Non mancava molto al monastero di V., dove avrebbe consegnato il libro alle cure dei monaci affinché nessuno potesse ritrovarlo e scatenare l’inferno sulla Terra. Per tutti era solo un luogo di pace spirituale, mentre nella realtà era il posto dove venivano nascosti tutti quei manufatti e libri più o meno magici che potevano mettere in pericolo le anime della umanità. Il monastero di per sé era un vecchio castello medievale sperso nelle campagne pavesi, abbandonato per secoli e poi donato ad un eremita verso la fine del XVIII secolo. Quest’ultimo era famoso per i suoi studi sulle materie magiche ed oscure aventi lo scopo ultimo di poterle combatterle. Visto il successo che ottenne, la chiesa decise di fornirgli aiuto economico per sistemare il vecchio castello e renderlo funzionale ai suoi studi e alla vita di un gruppo di monaci. In poco tempo l’edificio venne restaurato ed ampliato con l’aggiunta di una serie di stanze sotterranee segrete realizzate per conservare i materiali dei suoi studi. Fu affiancato da una cinquantina di confratelli le cui conoscenze furono utilizzate sul campo nella lotta alle forze del male.
Un giorno l’eremita fu trovato fatto a pezzi nella biblioteca, senza che nessuno riuscisse a scoprire cose era avvenuto.

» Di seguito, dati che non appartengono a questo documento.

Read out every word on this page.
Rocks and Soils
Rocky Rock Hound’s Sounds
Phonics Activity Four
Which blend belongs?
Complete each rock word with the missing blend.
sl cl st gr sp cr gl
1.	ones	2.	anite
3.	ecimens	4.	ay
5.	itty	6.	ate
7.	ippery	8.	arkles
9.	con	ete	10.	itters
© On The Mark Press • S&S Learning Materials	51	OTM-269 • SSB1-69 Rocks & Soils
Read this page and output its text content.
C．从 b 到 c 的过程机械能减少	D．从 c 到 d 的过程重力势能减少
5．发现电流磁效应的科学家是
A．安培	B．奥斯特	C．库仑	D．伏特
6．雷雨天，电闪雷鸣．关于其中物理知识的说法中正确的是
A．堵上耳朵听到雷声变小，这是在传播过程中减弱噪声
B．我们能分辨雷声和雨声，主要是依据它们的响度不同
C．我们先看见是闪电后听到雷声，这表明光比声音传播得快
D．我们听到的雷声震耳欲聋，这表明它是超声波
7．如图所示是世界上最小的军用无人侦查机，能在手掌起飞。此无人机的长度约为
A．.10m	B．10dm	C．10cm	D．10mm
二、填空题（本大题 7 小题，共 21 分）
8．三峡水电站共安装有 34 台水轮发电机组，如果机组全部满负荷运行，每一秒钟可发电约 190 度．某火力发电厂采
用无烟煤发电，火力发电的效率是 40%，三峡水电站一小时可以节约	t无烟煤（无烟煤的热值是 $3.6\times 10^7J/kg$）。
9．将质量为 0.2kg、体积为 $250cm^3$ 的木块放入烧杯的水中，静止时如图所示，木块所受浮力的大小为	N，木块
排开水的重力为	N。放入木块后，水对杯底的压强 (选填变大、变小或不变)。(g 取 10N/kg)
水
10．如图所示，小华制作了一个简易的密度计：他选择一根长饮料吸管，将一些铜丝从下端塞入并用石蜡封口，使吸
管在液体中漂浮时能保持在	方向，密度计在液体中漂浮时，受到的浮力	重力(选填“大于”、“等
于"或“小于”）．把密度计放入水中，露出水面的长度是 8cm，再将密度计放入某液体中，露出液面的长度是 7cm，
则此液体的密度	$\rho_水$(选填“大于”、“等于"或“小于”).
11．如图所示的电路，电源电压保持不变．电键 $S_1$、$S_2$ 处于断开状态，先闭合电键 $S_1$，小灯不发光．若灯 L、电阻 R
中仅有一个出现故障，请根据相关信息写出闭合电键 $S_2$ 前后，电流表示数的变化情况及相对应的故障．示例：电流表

Si pensa che qualche demone lo abbia attaccato a causa dei risultati che aveva ottenuto. Altri pensavano che durante i suoi studi avesse per sbaglio evocato qualcosa che lo aveva attaccato. Altri ancora temevano che uno dei monaci per ottenere il potere conservato in quei testi e manufatti lo avesse massacrato. Nonostante la sua dipartita, il monastero ne continuò le ricerche, diventando uno dei centri più importanti nella lotta al male.
Di tutto questo in pochi erano a conoscenza. Oltre ai monaci solo una parte delle alte sfere della gerarchia ecclesiastica sapevano cosa realmente era quel luogo e a nessuno era permesso di avere contatti diretti sia con i monaci che con quel posto.  Lui era tra i pochi che potevano andare e venire a proprio piacimento da quel luogo, dato che il suo compito era quello di portare la  materia prima per il lavoro di quei servi fedeli di Dio.
Spesso aveva trasportato oggetti e testi il cui potere occulto poteva corrompere qualsiasi anima, e per questo quasi sempre aveva dovuto superare ostacoli di vario genere. Le forze del male cercavano da secoli di impossessarsi di quei materiali ma tutti coloro che erano in contatto con il monastero di V. erano scelti tra i migliori e più fidati tra le fila della chiesa, molto spesso uomini in aria di santità.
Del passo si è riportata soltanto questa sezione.